Keep Calm and Kare Kare On


2018 was a rough year.  At times, it felt like it was devoid of kindness, basic human decency and just plain old decorum.  And I’m just talking about 45.  The news was increasingly hard to watch with Stormy Daniels, mass shootings, Supreme Court confirmation hearings–it was all too much.

Enter: Kare kare (pronounced car-eh car-eh).  Kare kare is a Filipino dish of oxtail stew with an assortment of vegetables all braised in a peanut sauce and served with salty shrimp paste. Kare kare is above all else comfort food. It’s the culinary equivalent of a warm blanket, fuzzy slippers, and a hot toddy which means you can use a whole steaming platter of it just about now, while you watch the undoing of the Affordable Care Act and the events of the government shutdown unfold.

In my family, this is the dish that emerges from the kitchen in a giant dutch oven and arrives at the table, surrounded  by relatives with plates in hand, almost salivating  in amazement. Nothing I’ve ever cooked has ever received that kind of a reception, so after much texting and reassurance from Tito Boy, the best kare kare maker ever, I attempted this dish.

I made it in my Instant Pot which I procured from Amazon as a Black Friday deal from 2 years ago. Until recently, I had never used it because pressure cookers scare me.  But the Instant Pot is great under pressure (ha!) and is a handy, versatile tool.



  • 1 lb beef stew meat
  • 1-2 lbs oxtail
  • 2 Filipino or Chinese eggplant, sliced 1/2 inch long
  • 1 bunch long beans
  • 4  baby bok choy
  • 1 cup peanut butter (creamy, never chunky)
  • 3 cups beef broth
  • 1 beef bouillion cube
  • 1 tbsp. fish sauce
  • 1 tbsp. annatto powder
  • 1 medium-sized onion, sliced in wedges
  • 4 cloves garlic, chopped
  • shrimp paste
  • salt and pepper
  • vegetable oil



1. Select the ‘saute’ setting on your Instant Pot and brown the meats in one tbsp. of vegetable oil.  When browned, set aside.

2. Saute onions and garlic until translucent. Deglaze the pot with 1 cup of beef  broth and 1 tbsp. fish sauce. Let the broth boil and put back the meat in.  Add 2 more cups of broth, or enough until the meat is submerged.

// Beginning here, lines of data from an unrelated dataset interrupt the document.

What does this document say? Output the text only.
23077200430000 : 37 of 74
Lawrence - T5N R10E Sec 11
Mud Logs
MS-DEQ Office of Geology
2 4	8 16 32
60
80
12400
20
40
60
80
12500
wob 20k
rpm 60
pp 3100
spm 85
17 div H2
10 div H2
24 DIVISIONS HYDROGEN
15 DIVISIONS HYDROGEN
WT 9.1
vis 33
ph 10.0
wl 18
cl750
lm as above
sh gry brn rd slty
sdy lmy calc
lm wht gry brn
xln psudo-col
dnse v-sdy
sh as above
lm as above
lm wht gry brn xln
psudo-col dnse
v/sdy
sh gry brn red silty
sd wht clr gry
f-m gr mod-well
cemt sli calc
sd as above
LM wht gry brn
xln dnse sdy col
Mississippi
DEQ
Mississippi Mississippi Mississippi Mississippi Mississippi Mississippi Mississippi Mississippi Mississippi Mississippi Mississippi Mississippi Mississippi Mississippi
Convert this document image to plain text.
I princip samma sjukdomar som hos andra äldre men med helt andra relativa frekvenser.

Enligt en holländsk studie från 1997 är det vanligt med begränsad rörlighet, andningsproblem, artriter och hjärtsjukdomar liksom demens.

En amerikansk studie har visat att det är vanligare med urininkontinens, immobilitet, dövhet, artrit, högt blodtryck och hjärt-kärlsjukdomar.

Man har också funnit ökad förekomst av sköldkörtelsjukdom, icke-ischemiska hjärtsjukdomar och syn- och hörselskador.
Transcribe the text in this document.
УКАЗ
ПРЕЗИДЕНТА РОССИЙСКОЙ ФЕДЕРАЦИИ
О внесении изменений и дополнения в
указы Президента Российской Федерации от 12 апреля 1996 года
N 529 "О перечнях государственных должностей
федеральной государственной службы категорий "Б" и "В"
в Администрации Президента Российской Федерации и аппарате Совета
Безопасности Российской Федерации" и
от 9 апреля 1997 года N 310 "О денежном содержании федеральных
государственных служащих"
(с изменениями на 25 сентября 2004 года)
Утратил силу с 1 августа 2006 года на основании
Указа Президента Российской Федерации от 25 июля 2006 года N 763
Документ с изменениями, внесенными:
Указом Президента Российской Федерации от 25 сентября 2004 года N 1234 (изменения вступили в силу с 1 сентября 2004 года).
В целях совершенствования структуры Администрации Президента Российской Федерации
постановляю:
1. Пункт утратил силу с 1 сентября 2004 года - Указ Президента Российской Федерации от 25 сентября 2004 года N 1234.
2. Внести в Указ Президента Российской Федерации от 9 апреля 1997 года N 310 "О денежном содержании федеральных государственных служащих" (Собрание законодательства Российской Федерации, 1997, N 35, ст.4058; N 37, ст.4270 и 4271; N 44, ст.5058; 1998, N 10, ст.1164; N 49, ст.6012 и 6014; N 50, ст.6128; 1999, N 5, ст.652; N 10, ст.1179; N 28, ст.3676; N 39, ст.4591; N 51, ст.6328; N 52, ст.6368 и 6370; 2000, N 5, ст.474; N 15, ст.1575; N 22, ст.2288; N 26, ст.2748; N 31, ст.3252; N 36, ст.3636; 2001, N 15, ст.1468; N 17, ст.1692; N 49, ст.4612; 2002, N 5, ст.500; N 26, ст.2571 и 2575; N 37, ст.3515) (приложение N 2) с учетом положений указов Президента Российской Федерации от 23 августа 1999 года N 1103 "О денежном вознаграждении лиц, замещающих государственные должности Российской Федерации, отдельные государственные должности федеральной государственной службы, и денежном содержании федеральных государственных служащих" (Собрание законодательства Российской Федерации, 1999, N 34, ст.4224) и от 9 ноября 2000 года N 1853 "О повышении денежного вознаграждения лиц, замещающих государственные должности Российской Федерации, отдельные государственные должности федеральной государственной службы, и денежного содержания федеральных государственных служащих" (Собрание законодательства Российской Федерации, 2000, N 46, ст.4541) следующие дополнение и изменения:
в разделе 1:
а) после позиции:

3. Close the lid of your Instant Pot and change the settings to ‘pressure cook/manual’ and ‘high’ for 35 minutes.

4. While waiting for the meat to cook, prepare your vegetables. Fry the eggplant, and blanch the bok choy and long beans.

5.  When cooking is complete do a quick release, take out the meat and set aside.

6. Stir in the peanut butter.

7.  Mix 1 tbsp of annatto powder with 2 tbsp of broth.  Then add the broth/annato concoction into the pot and watch it turn into the beautiful orange color kare kare is known for.  Annato is not optional, as other blogs will tell you.  Trust.

8.  Adjust the seasonings according to preference by adding fish sauce, salt and pepper.

9. Once you are satisfied with the taste and *consistency of the sauce, add the meat in.  Stir in the vegetables.

10. Serve with hot rice and spicy shrimp paste on the side.


Super secret pro tip:  Tito Boy mixes in a few teaspoons of salted shrimp paste in his famous kare kare.

A brief tutorial on shrimp paste from an Americanized Pinay (so take it with a grain of salty bagoong):

  • The Tagalog word for shrimp paste is bagoong.
  • Bagoong comes  in a sauteed and raw version.  For kare kare, use only the sauteed version.  I don’t know why, it just tastes better.
  • There are different brands but the Barrio Fiesta pictured below is the only one I use.  It’s the only one Tito Boy uses too, so I’m assuming it’s the best.
  • I prefer spicy bagoong to the salty as it gives the dish more of a kick.
  • Bagoong is shockingly salty.  Take a scant teaspoon–less than scant–top your kare kare with it and enjoy with hot rice.